Masih banyak lagi para gepeng yang memiliki uang atau pun aset kekayaan yang
tidak diketahu oleh orang banyak. Hal ini terbukti dengan menjamurnya gepeng
itu di perkotaan. Ketika ditangkap petugas, kemudian di data dan di beri arahan
setelah itu dilepaskan bukannya berhenti. Justru mereka akan kembali lagi
beroperasi dan meminta-minta di tempat lain. Sehingga tidak jarang terjadi
kucing-kucingan antara anggota Satpol PP dan para gepeng tersebut. Belum lagi,
ada agen yang memasuk para gepeng itu untuk mencari keuntungan pribadi dan sebagainya.
Gepeng (Gelandangan dan Pengemis) adalah sebuah
fenomena kehidupan disebuah kota besar. Semakin besar dan maju kota itu, maka
semakin banyak juga gepeng yang muncul. Hal ini merupakan suatu persoalan yang
sangat pelik dihadapi pemerintah daerah. Satu sisi ingin menata kota agar lebih
baik dan indah, serta menambah kemakmuran penduduknya ternyata ada para gepeng
yang dapat merusak tatanan perkotaan. Hampir setiap kota besar mempunyai
masalah dengan gepeng ini. Setiap kali ada penertiban bahkan sampai ditangkap
dan dipenjara bukannya membuat mereka jera untuk meminta-minta, akan tetapi setelah
dikeluarkan, mereka tetap kembali menjadi gelandangan dan pengemis.
Memang, ini merupakan suatu hal yang
dilematis bagi pemerintah daerah setempat, dengan berbagai cara Pemerintah
Daerah ingin sekali kota bebas dari gepeng, karena selain mengganggu pengguna
jalan, membuat kumuh kota, juga mengurangi keindahan kota. Banyak usaha-usaha
yang telah dilakukan Pemerintah agar para gepeng ini tidak lagi berkeliaran
maupun menunggu di persimpangan jalan kota untuk tidak meminta-minta. Diantaranya
adalah mensosialiasikan Peraturan Daerah (Perda) tentang larangan gepeng, pembinaan, pendidikan dan pelatihan, supaya
mereka mempunyai keahlian/keterampilan bekerja, sehingga nantinya mereka dapat bekerja
mandiri bahkan dapat membuka lapangan pekerjaan sendiri dan dapat hidup tanpa
meminta-minta kepada orang lain lagi. Akan tetapi semua upaya dari pemerintah
itu sepertinya tidak dihiraukan oleh para gelandangan dan pengemis.

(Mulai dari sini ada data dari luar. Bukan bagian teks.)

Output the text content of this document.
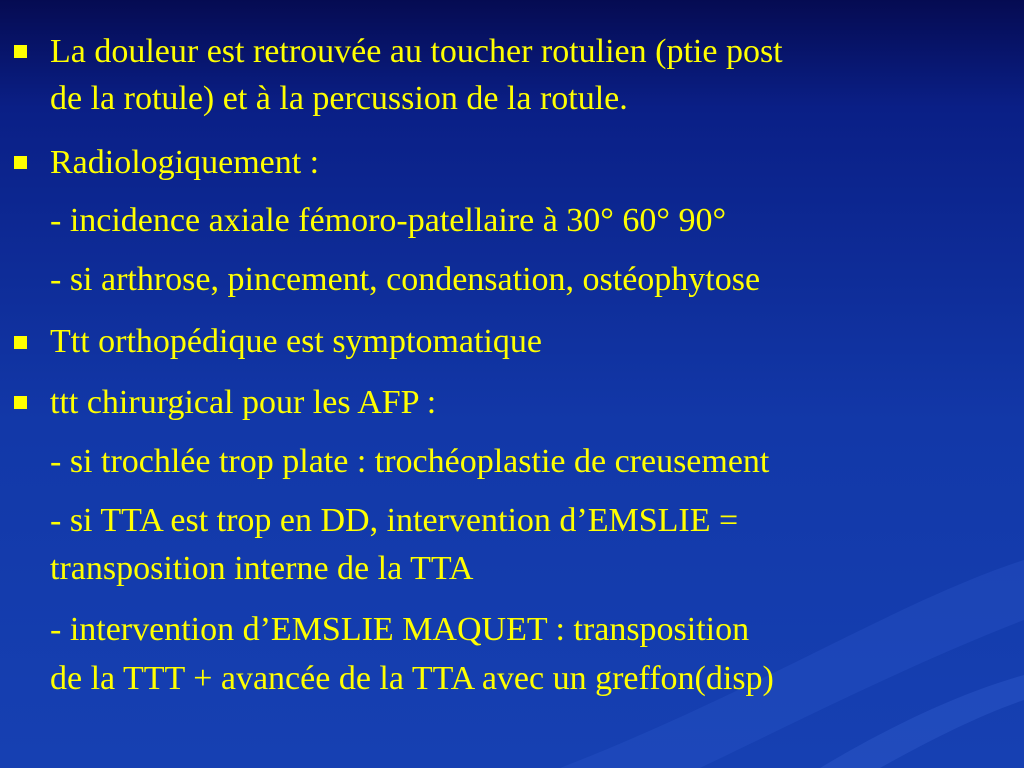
La douleur est retrouvée au toucher rotulien (ptie post
de la rotule) et à la percussion de la rotule.
Radiologiquement :
- incidence axiale fémoro-patellaire à 30° 60° 90°
- si arthrose, pincement, condensation, ostéophytose
Ttt orthopédique est symptomatique
ttt chirurgical pour les AFP :
- si trochlée trop plate : trochéoplastie de creusement
- si TTA est trop en DD, intervention d’EMSLIE =
transposition interne de la TTA
- intervention d’EMSLIE MAQUET : transposition
de la TTT + avancée de la TTA avec un greffon(disp)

Satu hal yang membuat gepeng
ketagihan meminta-minta adalah kita selalu memberi. Memang ini merupakan sebuah
budaya agamis. Kita kadang berkata, “apalah artinya memberi uang Rp. 500,- atau
Rp. 1.000,-, anggaplah itu sedekah”. Tapi, bagi mereka itu sangat berharga,
karena yang memberi tidak hanya seorang saja tapi bisa puluhan, ratusan atau
mungkin lebih dalam satu harinya. Misalkan saja, seseorang memberi Rp. 500,-
sehari dan yang memberi anggap saja 50 orang sehari, mereka sudah mendapatkan
uang Rp. 25.000,- per hari. Apalagi kalua lebih dari itu dalam memberinya.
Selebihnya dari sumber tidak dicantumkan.